📡 Blue checkmark vs hexagonal PFPs
Intersection #3 — Will Twitter take NFTs mainstream?
Hi frens 👋
I’m back with another Intersection. This time, it’s the intersection of digital goods and assets and the general public.
— Behrouz
NFTs have exploded in popularity during the past year and they have been one of the 2021 trends. NFTs (short for non-fungible tokens) are digital assets/goods that you can verifiably own.
Many think that NFTs are just stupidly overpriced JPEGs — which they kinda are — but the fact that their ownership is verifiable makes them quite more interesting than just JPEGs. Now, an NFT can be a ticket to a conference, a membership pass/card, a piece of digital art, and a lot of other stuff we don’t even think about right now.
In this post, I’m not planning to go deep on why [and if] NFTs matter, but I’d like to provide my two cents on why I can see them going mainstream. I think when [or if, depending on where you stand] NFTs become mainstream, this past couple of weeks will be considered as when it all started for the general public. Here’s what happened and why I think it matters.
Samsung introduced TVs with NFT Support
Earlier this January, Samsung announced its new 2022 TVs and one of the features coming to its TVs is the ability to view NFTs and browse NFT marketplaces — and buy NFTs.
This might not seem like a big deal, especially if you have some technical crypto/blockchain knowledge and are perfectly happy to go through wallets and 0x addresses and .eth domains. But the average internet user does not know how to do that or even if they know, they don’t want to do it — just because it’s not easy! Being easy is a super important factor if you want something done — or adopted by the mainstream.
Coinbase partnered up with Mastercard for its NFT Marketplace
A couple of days ago, Coinbase, the crypto exchange, announced that they are partnering up with Mastercard allowing users to purchase NFTs using their credit cards — and fiat money — on Coinbase’s upcoming NFT marketplace.
This is a problem coinbase has solved before — and that’s one of the reasons Coinbase is as huge as it is now1: when buying crypto (mainly Bitcoin back then) was NOT an easy thing to do for the average user, Coinbase made it pretty easy!
Twitter NFT PFPs
Yesterday, Twitter announced NFT PFPs!
“Now, what the hell are PFPs?”, you might ask. PFP stands for ProFile Picture! Mindblowing, isn’t it? lol
Also, shouldn’t we all start learning the crypto-Twitter lingo btw?
Up until now, anyone who owned a very cool NFT and wanted to flex it online (esp on Twitter), had to save [that overpriced] JPEG and upload it as their PFP — so could anyone else!

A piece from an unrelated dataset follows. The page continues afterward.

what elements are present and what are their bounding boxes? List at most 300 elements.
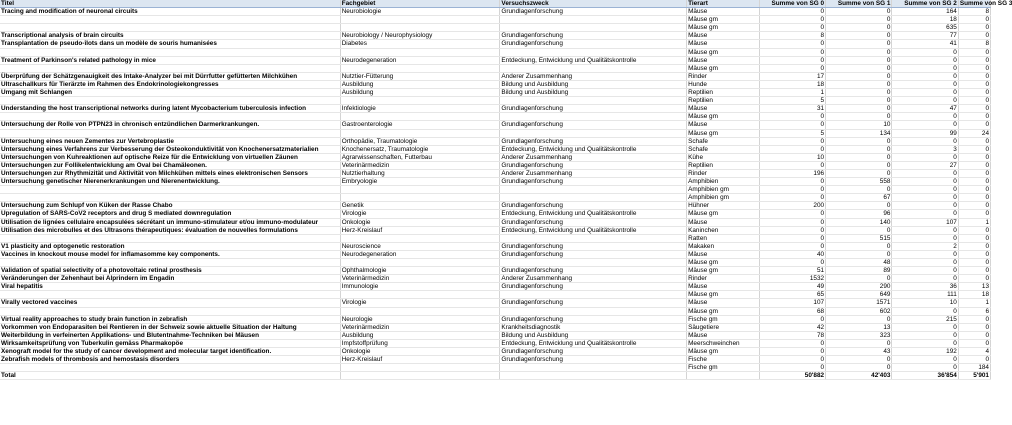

And let’s just face it; not everyone is savvy enough to go and check whether that profile with a really cool NFT-looking PFP actually owns the original and authentic version of the NFT. Anyone could actually save it and flex it — like a fake Rolex but digitally…
Now, with Twitter giving users the ability to flex their prized possessions — in a verifiable way — those screenshots and “save as” pics are out of the window — even though this feature is only available to Twitter Blue users on iOS, for now, the fact that it’s possible makes a huge difference.
Remember, Twitter and its users are the ones who brought #hashtags, @-mentions, blue verification checkmark, and more to the web2.0 experience and general public.
Understanding — and for me, living — this small part of history makes what’s happening with NFTs a bit too familiar. I think NFTs can [and will] go mainstream — not all of them, of course — but as technology, since they provide a utility we didn’t have on the internet before: verifiable ownership via blockchain (and not by a central authority).
And that leads me to the final point that I’ll be making in this post: I think it is quite interesting to think about and have an eye on the competition between the concept of a Blue Verified badge versus a hexagonal PFP2 — right now on Twitter, but more generally on the web.
Blue checkmarks act as a verification of the authenticity for a person by a central authority (e.g. Twitter or Meta), but hexagonal PFPs are verifiable ownership (or affiliation with a community) on [decentralised] blockchain — and I think that can get really fascinating in the near future.
Which one matters more? Have you heard about pseudonymity? Let me know what you think.
As of today, 21/01/2022, Coinbase market cap is $58 Billion.